Não há dúvida de que a caixa de Pandora destampada no Vaticano pelo escândalo de Becciu tirou a atenção da opinião pública sobre a nova encíclica do Papa Francisco, que, apesar disso, caminhará validamente nos próximos anos porque seu pensamento é poderoso. Mas, por enquanto, a catástrofe midiática pelo escândalo domina tudo.
Enquanto isso, a saga das malversações nos andares superiores do palácio apostólico é enriquecida com novos capítulos. Os lobos que descarnam as finanças do Vaticano agiram imperturbados por anos e o dano causado à Igreja e a Francisco é grave. No entanto, é precisamente o desastre evidente que deve levar os proponentes da linha reformista do pontífice a se perguntarem se Francisco também não teria cometido erros. O ícone do "Papa enganado" não é suficiente para explicar a complexidade da situação.
A Igreja Católica é uma organização de 1,3 bilhão de membros, presente nos cinco continentes. Os que estão no vértice - precisamente porque está em curso uma guerra civil na qual os adversários conservadores são obstinados e abundam os sabotadores - devem questionar-se continuamente se mobilizaram as suas tropas da forma mais cuidadosa e se todos os seus movimentos tiveram um bom êxito.
Francisco muitas vezes exorta bispos e cardeais à parrésia. É uma palavra grega que indica "falar francamente". Hoje em dia, muitos de seus apoiadores gostariam de falar sobre seus erros.
1) Em 29 de junho de 2017, ao ouvir sua acusação na Austrália por supostos atos de pedofilia (da qual seria absolvido este ano), Francisco dispensou o cardeal George Pell, prefeito do Secretariado para a Economia. Decisão impecável. Mas o Papa cometeu o erro de não nomear imediatamente um chefe de dicastério interino em seu lugar igualmente enérgico.

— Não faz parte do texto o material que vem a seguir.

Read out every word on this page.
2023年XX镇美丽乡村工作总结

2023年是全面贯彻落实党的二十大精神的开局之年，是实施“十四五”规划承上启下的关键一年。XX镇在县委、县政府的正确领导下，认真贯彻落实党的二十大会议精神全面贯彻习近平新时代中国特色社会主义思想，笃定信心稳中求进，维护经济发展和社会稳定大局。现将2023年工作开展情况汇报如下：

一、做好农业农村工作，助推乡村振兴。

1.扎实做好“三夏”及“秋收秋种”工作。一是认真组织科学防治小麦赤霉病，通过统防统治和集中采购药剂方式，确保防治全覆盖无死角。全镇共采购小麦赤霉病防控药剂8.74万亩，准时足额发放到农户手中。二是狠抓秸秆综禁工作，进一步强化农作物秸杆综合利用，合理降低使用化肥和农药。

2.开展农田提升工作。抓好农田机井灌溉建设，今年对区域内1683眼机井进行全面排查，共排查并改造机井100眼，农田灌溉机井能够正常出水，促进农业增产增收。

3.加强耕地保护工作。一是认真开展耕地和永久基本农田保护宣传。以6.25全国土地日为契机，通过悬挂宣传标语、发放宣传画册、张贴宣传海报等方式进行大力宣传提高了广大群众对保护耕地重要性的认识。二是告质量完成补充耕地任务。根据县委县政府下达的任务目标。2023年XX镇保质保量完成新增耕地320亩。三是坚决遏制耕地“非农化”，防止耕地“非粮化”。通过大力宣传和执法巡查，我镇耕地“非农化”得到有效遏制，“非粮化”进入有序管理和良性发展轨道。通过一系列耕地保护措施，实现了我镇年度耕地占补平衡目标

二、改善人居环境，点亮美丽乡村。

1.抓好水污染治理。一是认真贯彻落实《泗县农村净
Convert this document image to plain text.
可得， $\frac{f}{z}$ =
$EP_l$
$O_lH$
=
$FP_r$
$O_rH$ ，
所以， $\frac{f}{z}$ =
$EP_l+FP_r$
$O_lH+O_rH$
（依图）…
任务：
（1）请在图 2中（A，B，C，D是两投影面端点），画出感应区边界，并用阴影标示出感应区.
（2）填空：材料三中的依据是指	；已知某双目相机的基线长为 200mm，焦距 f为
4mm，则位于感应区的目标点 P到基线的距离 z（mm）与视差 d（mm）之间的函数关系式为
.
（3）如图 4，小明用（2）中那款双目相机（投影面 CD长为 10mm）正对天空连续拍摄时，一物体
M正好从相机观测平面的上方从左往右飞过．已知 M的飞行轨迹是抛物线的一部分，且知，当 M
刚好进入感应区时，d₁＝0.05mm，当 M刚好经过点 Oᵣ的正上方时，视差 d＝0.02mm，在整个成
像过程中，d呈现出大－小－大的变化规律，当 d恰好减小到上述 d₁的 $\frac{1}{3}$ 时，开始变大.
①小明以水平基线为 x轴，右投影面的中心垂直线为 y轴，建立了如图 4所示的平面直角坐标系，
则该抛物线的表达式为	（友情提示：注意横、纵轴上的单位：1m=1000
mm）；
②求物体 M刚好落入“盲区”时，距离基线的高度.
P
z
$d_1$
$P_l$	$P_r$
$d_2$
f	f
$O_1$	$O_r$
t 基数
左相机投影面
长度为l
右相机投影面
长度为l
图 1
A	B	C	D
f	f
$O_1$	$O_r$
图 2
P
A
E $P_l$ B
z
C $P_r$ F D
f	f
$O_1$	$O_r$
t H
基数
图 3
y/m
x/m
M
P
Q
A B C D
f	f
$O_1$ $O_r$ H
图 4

Todos sabem, de fato, que Pell conquistou numerosos inimigos no Vaticano pois não tolerava os feudos financeiros independentes e pedia, de acordo com seu mandato, um controle rigoroso sobre a transparência do uso dos fundos administrados pelas várias administrações da Santa Sé. A decisão papal de deixar o Secretariado ser limitado por dois longos anos à administração ordinária, confiando aos secretários do dicastério o "despacho dos assuntos ordinários" (comunicado oficial da Sala de Imprensa do Vaticano), enviou aos homens de poder da burocracia do Vaticano um sinal de que havia chegado a hora de acalmar a inquietação despertada pelo rude ativismo de Pell.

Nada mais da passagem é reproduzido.